Criterion value M₂(v₁, v₁₆) for the path p2(v1,v16)=(v1→v3→v6→v10→v13→v16) is attributed to the change in the channel load c_{6, 10} decreases and becomes equal to M₂(v₁, v₁₆) = 0,605 (Tab. 11). Here, the next path to be chosen is p1(v1,v16)=(v1→v4→v8→v12→v15→v16) with the maximum criterion of equability of loading M₁(v₁, v₁₆) = 0,656.
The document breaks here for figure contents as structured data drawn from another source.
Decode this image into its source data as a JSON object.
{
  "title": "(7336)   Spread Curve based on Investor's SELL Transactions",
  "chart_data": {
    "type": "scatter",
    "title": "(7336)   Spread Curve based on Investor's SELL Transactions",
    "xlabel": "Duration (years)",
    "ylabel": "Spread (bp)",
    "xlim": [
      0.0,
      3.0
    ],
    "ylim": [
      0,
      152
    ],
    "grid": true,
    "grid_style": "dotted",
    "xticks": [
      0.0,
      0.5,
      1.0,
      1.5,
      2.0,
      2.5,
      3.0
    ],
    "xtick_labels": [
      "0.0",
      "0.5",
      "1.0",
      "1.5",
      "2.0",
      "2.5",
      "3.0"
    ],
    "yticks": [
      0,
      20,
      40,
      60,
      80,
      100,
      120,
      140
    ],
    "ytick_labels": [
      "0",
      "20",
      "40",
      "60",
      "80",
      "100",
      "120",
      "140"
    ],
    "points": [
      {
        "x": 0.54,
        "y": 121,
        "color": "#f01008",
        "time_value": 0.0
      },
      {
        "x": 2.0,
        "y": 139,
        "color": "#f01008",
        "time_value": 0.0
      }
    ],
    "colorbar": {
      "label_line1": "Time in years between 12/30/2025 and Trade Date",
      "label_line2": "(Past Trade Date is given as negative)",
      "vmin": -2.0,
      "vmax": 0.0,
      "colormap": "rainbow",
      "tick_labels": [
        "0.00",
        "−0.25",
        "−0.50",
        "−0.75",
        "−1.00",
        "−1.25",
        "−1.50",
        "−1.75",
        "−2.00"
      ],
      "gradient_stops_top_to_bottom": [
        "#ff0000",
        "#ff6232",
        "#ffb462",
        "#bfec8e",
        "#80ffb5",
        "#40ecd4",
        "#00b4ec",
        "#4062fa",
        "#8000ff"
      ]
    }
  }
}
For the path p₁(v₃, v₁₃) the value C₁(v₃) = 0,693 in the routing table of v₃ switch will be replaced with C₁(v₃) = 0.556 (Tab. 12) due to the change in the channel load l_{6, 10}.

In this case instead of path p1(v3,v13)=(v3→v6→v10→v13) the next path will be selected p2(v3,v13)=(v3→v7→v10→v13).

The existence of several alternative paths makes it possible to exclude the procedure of new paths created during the movements of vehicles. For example, when a vehicle moves along the path p2(v1,v16)=(v1→v3→v6→v10→v13→v16), dynamic path reconfiguration will take place, depending on the change in the nodes load. During channel l_{6, 10} load changes, the vehicle from v₁ instead of the path p2(v1,v16)=(v1→v3→v6→v10→v13→v16) will be redirected to the path p1(v1,v16)=(v1→v4→v8→v12→v15→v16); will be redirected to the path p2(v3,v16)=(v3→v7→v10→v13→v16) when it is at the node v₃. When the channels c_{10, 13} or c_{13, 16} are overloaded, the vehicle from the node v₁₀ will be directed to the path p1(v10,v16)=(v10→v15→v16) instead of the path p1(v10,v16)=(v10→v13→v16).

By eliminating recalculation of the routes, the time for path reconfiguration is significantly reduced, along with the probability of delays along the way.